In equilibrium, cross-domain interactions, while always present, are not necessarily crucial for the analyst to attend to. Background conditions of other domains can be taken for granted by analysts and participants alike during periods of multinetwork regime stability. We define “regime stability” as a reproducing set of interlocking roles, not as behavioral constancy. It is possible, in other words, to take actors as temporarily given, but only within specific historical regimes. In contrast, multiple-network feedbacks are fundamental to attend to during periods of regime transition or change. No matter how substantively important, regime changes themselves – that is, changes in the constitution of actors – are hard to understand within our segregated academic disciplines, precisely because that is when modularity between domains breaks down.
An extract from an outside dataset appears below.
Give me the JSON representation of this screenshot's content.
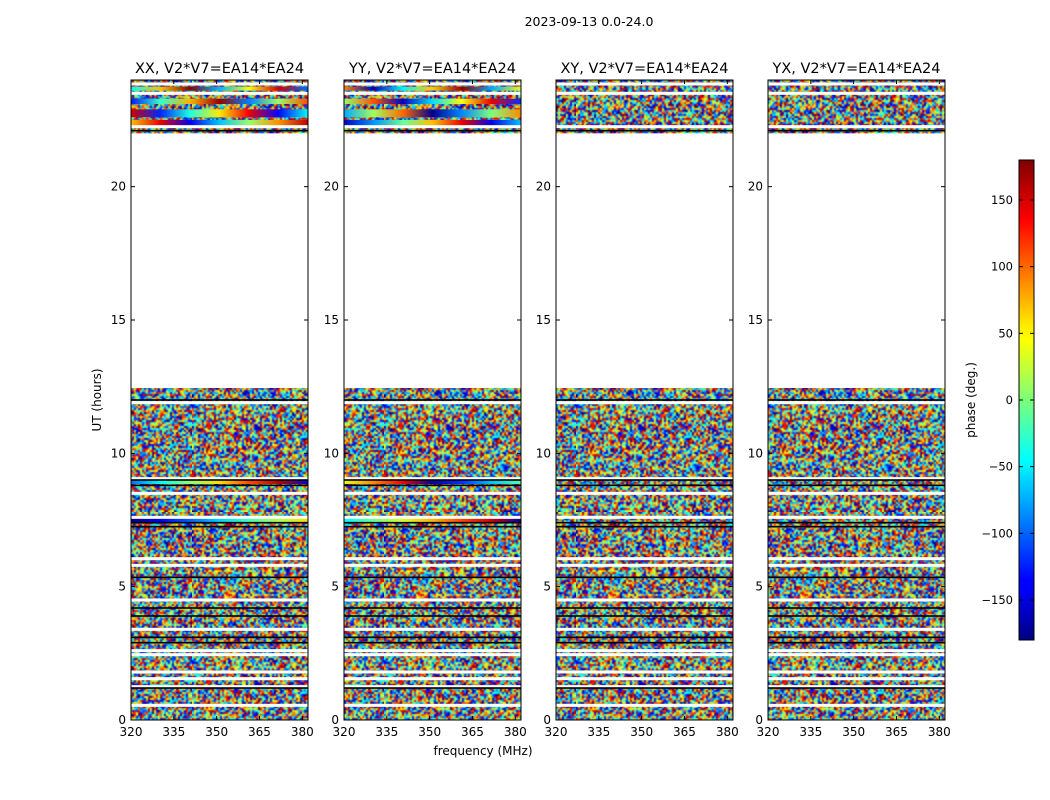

Western economic advisors to Russia, brimming with overconfidence and ignorant of the context, discovered this to their dismay. The central finding and argument in this book is that organizational innovation and systemic invention require attention to causal feedbacks of selection, reproduction and tipping across multiple networks and domains.
Organizational innovation becomes systemic invention (if it does) when local network transpositions spill over or cascade through multiple-network feedback into the global networks to which local relations are linked. People are the usual channels through which these feedbacks are carried. If and when this chain-reaction occurs, the selection environment itself for the organizational innovation is altered. This can lead to non-linear rates of tipping, in other words, to the dynamics of punctuated equilibria.
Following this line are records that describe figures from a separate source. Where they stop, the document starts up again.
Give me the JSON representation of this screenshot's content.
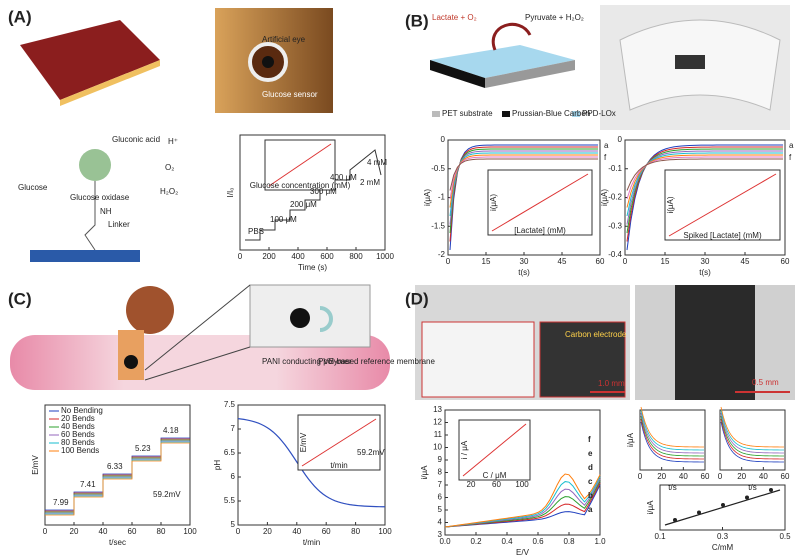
{
  "panels": [
    {
      "label": "(A)",
      "texts": [
        "Artificial eye",
        "Glucose sensor",
        "Glucose",
        "Glucose oxidase",
        "Gluconic acid",
        "H⁺",
        "O₂",
        "H₂O₂",
        "NH",
        "Linker"
      ]
    },
    {
      "label": "(B)",
      "texts": [
        "Lactate + O₂",
        "Pyruvate + H₂O₂",
        "PET substrate",
        "Prussian-Blue Carbon",
        "PPD-LOx"
      ]
    },
    {
      "label": "(C)",
      "texts": [
        "PANI conducting polymer",
        "PVB-based reference membrane"
      ]
    },
    {
      "label": "(D)",
      "texts": [
        "Carbon electrode",
        "1.0 mm",
        "0.5 mm"
      ]
    }
  ],
  "charts": [
    {
      "ylabel": "I/I₀",
      "xlabel": "Time (s)",
      "xticks": [
        "0",
        "200",
        "400",
        "600",
        "800",
        "1000"
      ],
      "yticks": [],
      "annotations": [
        "PBS",
        "100 μM",
        "200 μM",
        "300 μM",
        "400 μM",
        "2 mM",
        "4 mM"
      ],
      "inset_xlabel": "Glucose concentration (mM)"
    },
    {
      "ylabel": "i(μA)",
      "xlabel": "t(s)",
      "xticks": [
        "0",
        "15",
        "30",
        "45",
        "60"
      ],
      "yticks": [
        "-2",
        "-1.5",
        "-1",
        "-0.5",
        "0"
      ],
      "annotations": [
        "a",
        "f"
      ],
      "inset_xlabel": "[Lactate] (mM)",
      "inset_ylabel": "i(μA)"
    },
    {
      "ylabel": "i(μA)",
      "xlabel": "t(s)",
      "xticks": [
        "0",
        "15",
        "30",
        "45",
        "60"
      ],
      "yticks": [
        "-0.4",
        "-0.3",
        "-0.2",
        "-0.1",
        "0"
      ],
      "annotations": [
        "a",
        "f"
      ],
      "inset_xlabel": "Spiked [Lactate] (mM)",
      "inset_ylabel": "i(μA)"
    },
    {
      "ylabel": "E/mV",
      "xlabel": "t/sec",
      "xticks": [
        "0",
        "20",
        "40",
        "60",
        "80",
        "100"
      ],
      "yticks": [],
      "legend": [
        "No Bending",
        "20 Bends",
        "40 Bends",
        "60 Bends",
        "80 Bends",
        "100 Bends"
      ],
      "annotations": [
        "7.99",
        "7.41",
        "6.33",
        "5.23",
        "4.18",
        "59.2mV"
      ]
    },
    {
      "ylabel": "pH",
      "xlabel": "t/min",
      "xticks": [
        "0",
        "20",
        "40",
        "60",
        "80",
        "100"
      ],
      "yticks": [
        "5",
        "5.5",
        "6",
        "6.5",
        "7",
        "7.5"
      ],
      "annotations": [
        "59.2mV"
      ],
      "inset_xlabel": "t/min",
      "inset_ylabel": "E/mV"
    },
    {
      "ylabel": "i/μA",
      "xlabel": "E/V",
      "xticks": [
        "0.0",
        "0.2",
        "0.4",
        "0.6",
        "0.8",
        "1.0"
      ],
      "yticks": [
        "3",
        "4",
        "5",
        "6",
        "7",
        "8",
        "9",
        "10",
        "11",
        "12",
        "13"
      ],
      "annotations": [
        "a",
        "b",
        "c",
        "d",
        "e",
        "f"
      ],
      "inset_xlabel": "C / μM",
      "inset_ylabel": "i / μA",
      "inset_xticks": [
        "20",
        "60",
        "100"
      ]
    },
    {
      "ylabel": "i/μA",
      "xlabel": "t/s",
      "xticks": [
        "0",
        "20",
        "40",
        "60"
      ],
      "yticks": []
    },
    {
      "ylabel": "",
      "xlabel": "t/s",
      "xticks": [
        "0",
        "20",
        "40",
        "60"
      ],
      "yticks": []
    },
    {
      "ylabel": "i/μA",
      "xlabel": "C/mM",
      "xticks": [
        "0.1",
        "0.3",
        "0.5"
      ],
      "yticks": []
    }
  ]
}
In sum, organizational innovations result when the network structure of one domain is folded into another. Think, for example, of the Mafia. Here we have an 'family' network organized around kinship ties, relations of trust and reciprocity, etc that has been folded into the economic domain resulting in a economic enterprise (organized crime) modeled on a kinship network. It is the folding of networks, rather than the typical focus on the actions of this or that individual, that facilitates organizational innovation.

Making these general observations about innovation and invention more systematic requires greater precision in the motor behind multiple-network feedback. For Padgett, that motor is autocatalysis. Consider Figure 1 as a cross-sectional snapshot from a movie. Autocatalysis, taken up in Part II, brings this otherwise static picture to reproductive life by adding the dimension of time.